Lingua 3.6: improved template handling and a new extraction API

11 November 2014

Since the last time I wrote about Lingua a lot has happened: Most significantly support for message contxts has been added, which can be used today in Pyramid applications, more information is provided for translators, and a new API for creating extraction plugins has been added.

Message context in ZPT templates

When making an application translatable you may find that you use the exact same text in multiple places, but the meaning is slightly different. For example: To disambiguate these messages you can do two things: use a different message identifier, or define the message context.

Until very recently specifying the message identifier was the only option. THis is done by specifying an identifier in the i18n:translate attribute.

<button i18n:translate="button_save">Save</button>

This approach works, but has one downside: in the PO file it puts the canonical text in a comment and shows the identifier as canonical text.

#. Default: Save
msgid "button_save"
msgstr ""

Not all translations tools can handle this, and the result may be confusing for translators. Chameleon and Lingua now also support the message contexts to handle this more cleanly. The context can be defined with a new i18n:context attribute.

<button i18n:context="button" i18n:translate="">Save</button>

The context is inherited (similar to i18n:domain), so you can use it on larger scopes such as fieldsets or forms as well. The resulting PO entry now looks like this:

msgctxt "button"
msgid "Save"
msgstr ""

To use this you will need to use Chameleon 2.18 and translationstring 1.3 or later. At this moment message contexts are not supported by zope.i18n, so you can not use this in Zope or Plone.

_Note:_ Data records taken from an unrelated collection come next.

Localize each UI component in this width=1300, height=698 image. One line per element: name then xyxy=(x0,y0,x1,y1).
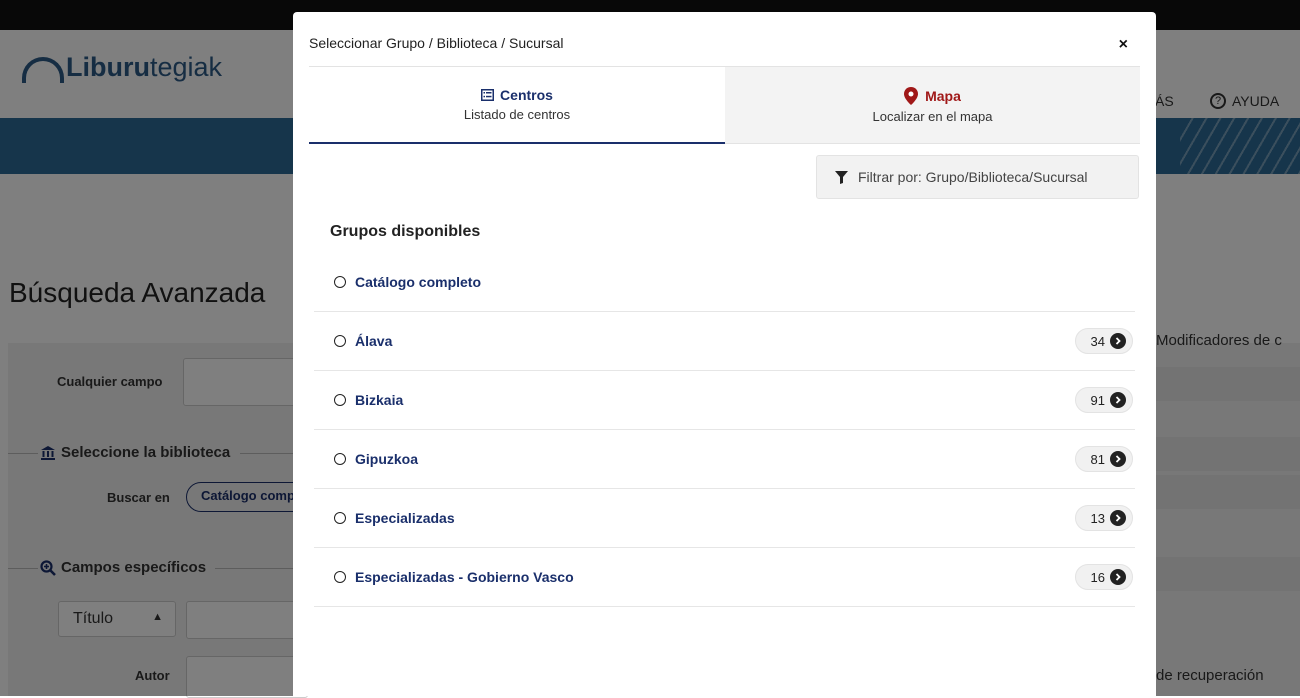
tab-centros[interactable]: Centros Listado de centros xyxy=(309,67,725,144)
tab-centros-sub: Listado de centros xyxy=(463,107,571,122)
modal-tabs: Centros Listado de centros Mapa Localiza… xyxy=(309,66,1140,145)
list-icon xyxy=(481,89,495,101)
tab-mapa[interactable]: Mapa Localizar en el mapa xyxy=(725,67,1140,144)
count-value: 16 xyxy=(1090,569,1105,585)
group-item-catalogo[interactable]: Catálogo completo xyxy=(314,252,1135,312)
chevron-right-circle-icon xyxy=(1110,510,1126,526)
count-badge[interactable]: 81 xyxy=(1075,446,1133,472)
count-badge[interactable]: 13 xyxy=(1075,505,1133,531)
chevron-right-circle-icon xyxy=(1110,569,1126,585)
group-label[interactable]: Álava xyxy=(355,333,392,349)
close-button[interactable]: × xyxy=(1119,36,1128,54)
count-badge[interactable]: 34 xyxy=(1075,328,1133,354)
group-item-alava[interactable]: Álava 34 xyxy=(314,312,1135,371)
group-label[interactable]: Especializadas xyxy=(355,510,455,526)
tab-mapa-label: Mapa xyxy=(925,88,961,104)
tab-mapa-sub: Localizar en el mapa xyxy=(872,109,993,124)
group-item-gipuzkoa[interactable]: Gipuzkoa 81 xyxy=(314,430,1135,489)
count-badge[interactable]: 16 xyxy=(1075,564,1133,590)
radio-button[interactable] xyxy=(334,571,346,583)
group-label[interactable]: Bizkaia xyxy=(355,392,403,408)
radio-button[interactable] xyxy=(334,335,346,347)
chevron-right-circle-icon xyxy=(1110,451,1126,467)
group-label[interactable]: Gipuzkoa xyxy=(355,451,418,467)
chevron-right-circle-icon xyxy=(1110,392,1126,408)
radio-button[interactable] xyxy=(334,276,346,288)
radio-button[interactable] xyxy=(334,394,346,406)
tab-centros-label: Centros xyxy=(500,87,553,103)
group-item-especializadas-gobierno-vasco[interactable]: Especializadas - Gobierno Vasco 16 xyxy=(314,548,1135,607)
count-value: 34 xyxy=(1090,333,1105,349)
count-value: 81 xyxy=(1090,451,1105,467)
group-item-especializadas[interactable]: Especializadas 13 xyxy=(314,489,1135,548)
count-value: 13 xyxy=(1090,510,1105,526)
count-value: 91 xyxy=(1090,392,1105,408)
filter-icon xyxy=(835,170,848,184)
grupos-title: Grupos disponibles xyxy=(330,223,481,240)
map-marker-icon xyxy=(904,87,919,105)
groups-list: Catálogo completo Álava 34 Bizkaia 91 Gi… xyxy=(314,252,1135,607)
radio-button[interactable] xyxy=(334,453,346,465)
group-item-bizkaia[interactable]: Bizkaia 91 xyxy=(314,371,1135,430)
modal-title: Seleccionar Grupo / Biblioteca / Sucursa… xyxy=(309,35,564,51)
group-label[interactable]: Catálogo completo xyxy=(355,274,481,290)
radio-button[interactable] xyxy=(334,512,346,524)
group-label[interactable]: Especializadas - Gobierno Vasco xyxy=(355,569,574,585)
count-badge[interactable]: 91 xyxy=(1075,387,1133,413)
filter-label: Filtrar por: Grupo/Biblioteca/Sucursal xyxy=(858,169,1088,185)
select-group-modal: Seleccionar Grupo / Biblioteca / Sucursa… xyxy=(293,12,1156,696)
chevron-right-circle-icon xyxy=(1110,333,1126,349)
filter-button[interactable]: Filtrar por: Grupo/Biblioteca/Sucursal xyxy=(816,155,1139,199)
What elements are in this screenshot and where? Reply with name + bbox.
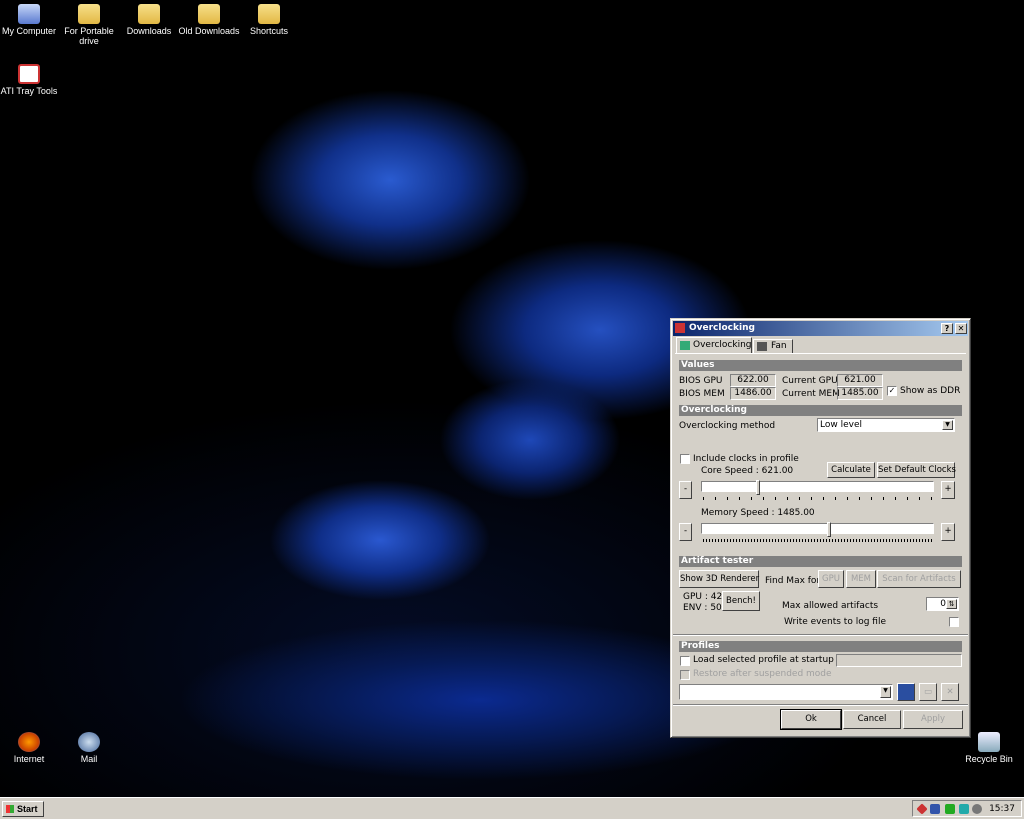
show-ddr-label: Show as DDR bbox=[900, 386, 961, 396]
calculate-button[interactable]: Calculate bbox=[827, 462, 875, 478]
include-clocks-label: Include clocks in profile bbox=[693, 454, 799, 464]
memory-speed-label: Memory Speed : 1485.00 bbox=[701, 508, 815, 518]
core-speed-label: Core Speed : 621.00 bbox=[701, 466, 794, 476]
bench-button[interactable]: Bench! bbox=[722, 591, 760, 611]
chevron-down-icon: ▼ bbox=[880, 686, 891, 698]
ok-button[interactable]: Ok bbox=[780, 709, 842, 730]
slider-thumb[interactable] bbox=[756, 480, 761, 495]
find-max-gpu-button[interactable]: GPU bbox=[818, 570, 844, 588]
volume-icon[interactable] bbox=[972, 804, 982, 814]
icon-label: Downloads bbox=[126, 26, 172, 36]
tab-label: Fan bbox=[771, 341, 787, 351]
startup-profile-field bbox=[836, 654, 962, 667]
bios-gpu-label: BIOS GPU bbox=[679, 376, 723, 386]
bios-gpu-value: 622.00 bbox=[730, 374, 776, 387]
divider bbox=[673, 634, 968, 636]
ati-tray-icon[interactable] bbox=[916, 803, 928, 815]
title-bar[interactable]: Overclocking ? ✕ bbox=[673, 321, 968, 336]
slider-ticks bbox=[703, 497, 933, 500]
icon-label: Internet bbox=[13, 754, 45, 764]
folder-icon-shortcuts[interactable]: Shortcuts bbox=[234, 4, 304, 36]
delete-profile-icon[interactable]: ✕ bbox=[941, 683, 959, 701]
bios-mem-value: 1486.00 bbox=[730, 387, 776, 400]
overclocking-header: Overclocking bbox=[679, 405, 962, 416]
values-header: Values bbox=[679, 360, 962, 371]
method-label: Overclocking method bbox=[679, 421, 776, 431]
max-artifacts-spinner[interactable]: 0 ⇅ bbox=[926, 597, 959, 611]
find-max-label: Find Max for bbox=[765, 576, 821, 586]
scan-artifacts-button[interactable]: Scan for Artifacts bbox=[877, 570, 961, 588]
bios-mem-label: BIOS MEM bbox=[679, 389, 725, 399]
find-max-mem-button[interactable]: MEM bbox=[846, 570, 876, 588]
start-button[interactable]: Start bbox=[2, 801, 44, 817]
current-gpu-label: Current GPU bbox=[782, 376, 838, 386]
core-decrease-button[interactable]: - bbox=[679, 481, 692, 499]
max-artifacts-label: Max allowed artifacts bbox=[782, 601, 879, 611]
hardware-icon[interactable] bbox=[945, 804, 955, 814]
close-button[interactable]: ✕ bbox=[955, 323, 967, 334]
show-3d-renderer-button[interactable]: Show 3D Renderer bbox=[679, 570, 759, 588]
load-startup-label: Load selected profile at startup bbox=[693, 655, 834, 665]
gpu-temp: GPU : 42 bbox=[683, 592, 723, 602]
current-gpu-value: 621.00 bbox=[837, 374, 883, 387]
slider-ticks bbox=[703, 539, 933, 542]
icon-label: For Portable drive bbox=[64, 26, 114, 46]
cancel-button[interactable]: Cancel bbox=[843, 710, 901, 729]
help-button[interactable]: ? bbox=[941, 323, 953, 334]
icon-label: Mail bbox=[80, 754, 98, 764]
core-speed-slider[interactable] bbox=[701, 480, 934, 495]
icon-label: Recycle Bin bbox=[965, 754, 1013, 764]
clock: 15:37 bbox=[989, 804, 1015, 814]
include-clocks-checkbox[interactable] bbox=[680, 454, 690, 464]
restore-checkbox bbox=[680, 670, 690, 680]
env-temp: ENV : 50 bbox=[683, 603, 722, 613]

Nested texts in ZPT templates

A common problem when translating text in HTML documents is that text can be split over multiple elements. Take this simple example:

<p>See what <em>looks best on you</em> in just a few steps</p>

Part of the sentence is emphasized by wrapping it in an <em> element. When making this translatable you get the following HTML:

<p i18n:translate="">
  See what
  <em i18:name="looks-best" i18n:translate="">looks best on you</em>
  in just a few steps
</p>

which results in these PO file entries:

msgid "See what ${looks-best} in just a few steps"
msgtr ""

msgid "looks best on you"
msgstr ""

When a translator works with this PO file it is impossible to see how the “looks best on you” text is used. This will quickly lead to incorrect translations. For example the naive translation to German is “steht Ihnen am besten”. This is incorrect here; the right translation is “Ihnen am besten steht”.

To help translators Lingua will now automatically add a comment to messages which explains the context of the message. For the same input Lingua will now generate this:

#. Canonical text for ${looks-best} is: "looks best on you"
msgid "See what ${looks-best} in just a few steps"
msgtr ""

#. Used in sentence: "See what ${looks-best} in just a few steps"
msgid "looks best on you"
msgstr ""

This guarantees that translators have all information necessary to create the right translations.

Extraction API

Lingua 3.2 introduced a new stable API for creating extraction plugins for Lingua. This is an alternative to the support for Babel plugins, allowing plugins to use Lingua’s internal API for improved handling of included Python code and to provide more data for messages.

Writing a plugin is easy to do. The first thing needed is to write your extractor as a class which implements the lingua.extractor.Extractor ABC. Here is a trivial example that will always return a single message:

from lingua.extractors import Extractor
from lingua.extractors import Message

class MyExtractor(Extractor):
    '''One-line description for --list-extractors'''
    extensions = ['.txt']

    def __call__(self, filename, options):
            return [Message(None, 'msgid', None, [], u'', u'', (filename, 1))]

The next step is to register your extractor with lingua using a setuptools entry point:

setup(name='mypackage',
      ...
      install_requires=['lingua'],
      ...
      entry_points='''
      [lingua.extractors]
      my_extractor = mypackage.extractor:MyExtractor
      '''
      ...)

As soon as your package is install lingua will detect it and use it to process all txt files.

There is an pull request for Mako to add a lingua plugin that will hopefully be merged soon. Support for other languages is always welcome.